Raising the price of cigarettes remains the most powerful incentive for smokers to quit, and both states and the federal government should consider raising tobacco taxes further.  It may also be time to implement retailer reduction policies and end the subsidies to tobacco growers for the planting and harvesting of tobacco crops that cost America around $60 million each year.

We turned the country upside down to fight COVID-19. If just half of our assets and energy were focused on simultaneously reducing smoking’s deadly toll, maybe we can also finally end Big Tobacco’s societal harm and reach the Tobacco Endgame.

John Maa, MD, is a surgeon in San Francisco and Past President, San Francisco-Marin Medical Society. He has been involved for many years in health care reform and tobacco control policy.
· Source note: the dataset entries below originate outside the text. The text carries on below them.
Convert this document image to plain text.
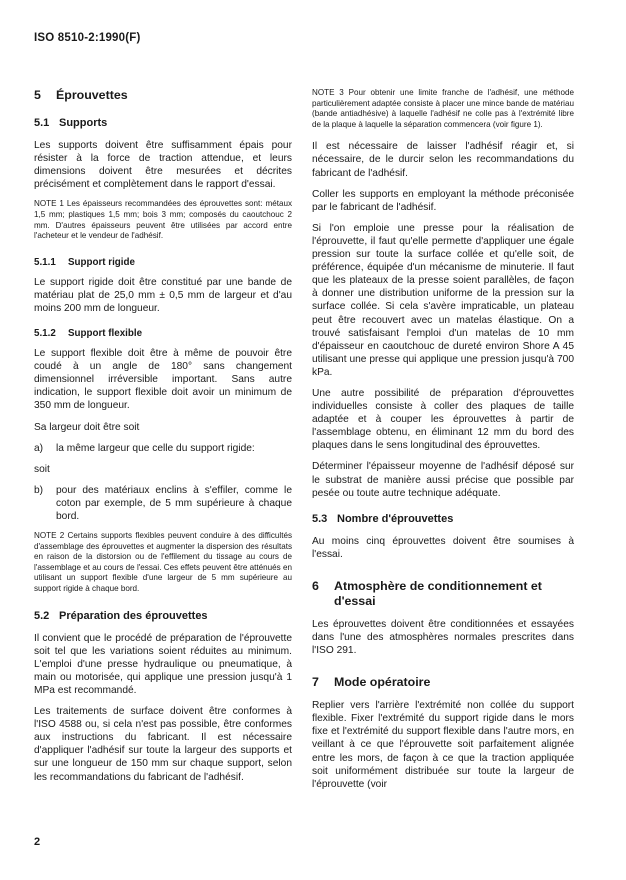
ISO 8510-2:1990(F)
5 Éprouvettes
5.1 Supports

Les supports doivent être suffisamment épais pour résister à la force de traction attendue, et leurs dimensions doivent être mesurées et décrites précisément et complètement dans le rapport d'essai.

NOTE 1 Les épaisseurs recommandées des éprouvettes sont: métaux 1,5 mm; plastiques 1,5 mm; bois 3 mm; composés du caoutchouc 2 mm. D'autres épaisseurs peuvent être utilisées par accord entre l'acheteur et le vendeur de l'adhésif.

5.1.1 Support rigide

Le support rigide doit être constitué par une bande de matériau plat de 25,0 mm ± 0,5 mm de largeur et d'au moins 200 mm de longueur.

5.1.2 Support flexible

Le support flexible doit être à même de pouvoir être coudé à un angle de 180° sans changement dimensionnel irréversible important. Sans autre indication, le support flexible doit avoir un minimum de 350 mm de longueur.

Sa largeur doit être soit

a)	la même largeur que celle du support rigide:

soit

b)	pour des matériaux enclins à s'effiler, comme le coton par exemple, de 5 mm supérieure à chaque bord.

NOTE 2 Certains supports flexibles peuvent conduire à des difficultés d'assemblage des éprouvettes et augmenter la dispersion des résultats en raison de la distorsion ou de l'effilement du tissage au cours de l'assemblage et au cours de l'essai. Ces effets peuvent être atténués en utilisant un support flexible d'une largeur de 5 mm supérieure au support rigide à chaque bord.

5.2 Préparation des éprouvettes

Il convient que le procédé de préparation de l'éprouvette soit tel que les variations soient réduites au minimum. L'emploi d'une presse hydraulique ou pneumatique, à main ou motorisée, qui applique une pression jusqu'à 1 MPa est recommandé.

Les traitements de surface doivent être conformes à l'ISO 4588 ou, si cela n'est pas possible, être conformes aux instructions du fabricant. Il est nécessaire d'appliquer l'adhésif sur toute la largeur des supports et sur une longueur de 150 mm sur chaque support, selon les recommandations du fabricant de l'adhésif.

NOTE 3 Pour obtenir une limite franche de l'adhésif, une méthode particulièrement adaptée consiste à placer une mince bande de matériau (bande antiadhésive) à laquelle l'adhésif ne colle pas à l'extrémité libre de la plaque à laquelle la séparation commencera (voir figure 1).

Il est nécessaire de laisser l'adhésif réagir et, si nécessaire, de le durcir selon les recommandations du fabricant de l'adhésif.

Coller les supports en employant la méthode préconisée par le fabricant de l'adhésif.

Si l'on emploie une presse pour la réalisation de l'éprouvette, il faut qu'elle permette d'appliquer une égale pression sur toute la surface collée et qu'elle soit, de préférence, équipée d'un mécanisme de minuterie. Il faut que les plateaux de la presse soient parallèles, de façon à donner une distribution uniforme de la pression sur la surface collée. Si cela s'avère impraticable, un plateau peut être recouvert avec un matelas élastique. On a trouvé satisfaisant l'emploi d'un matelas de 10 mm d'épaisseur en caoutchouc de dureté environ Shore A 45 utilisant une presse qui applique une pression jusqu'à 700 kPa.

Une autre possibilité de préparation d'éprouvettes individuelles consiste à coller des plaques de taille adaptée et à couper les éprouvettes à partir de l'assemblage obtenu, en éliminant 12 mm du bord des plaques dans le sens longitudinal des éprouvettes.

Déterminer l'épaisseur moyenne de l'adhésif déposé sur le substrat de manière aussi précise que possible par pesée ou toute autre technique adéquate.

5.3 Nombre d'éprouvettes

Au moins cinq éprouvettes doivent être soumises à l'essai.

6	Atmosphère de conditionnement et d'essai

Les éprouvettes doivent être conditionnées et essayées dans l'une des atmosphères normales prescrites dans l'ISO 291.

7 Mode opératoire

Replier vers l'arrière l'extrémité non collée du support flexible. Fixer l'extrémité du support rigide dans le mors fixe et l'extrémité du support flexible dans l'autre mors, en veillant à ce que l'éprouvette soit parfaitement alignée entre les mors, de façon à ce que la traction appliquée soit uniformément distribuée sur toute la largeur de l'éprouvette (voir

2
He tweets at @JohnMaaMD. Jeffrey Wigand, PhD, is the founder of Smoke-Free Kids Inc., a non-profit organization dedicated to helping kids of all ages make better decisions and healthy choices about tobacco use. He rose to prominence in 1995 when he became the highest ranking former tobacco executive to turn whistleblower on the industry. His story was told in the 1999 film The Insider. He tweets at @Jeffrey_Wigand. Both authors declare no conflicts of interest.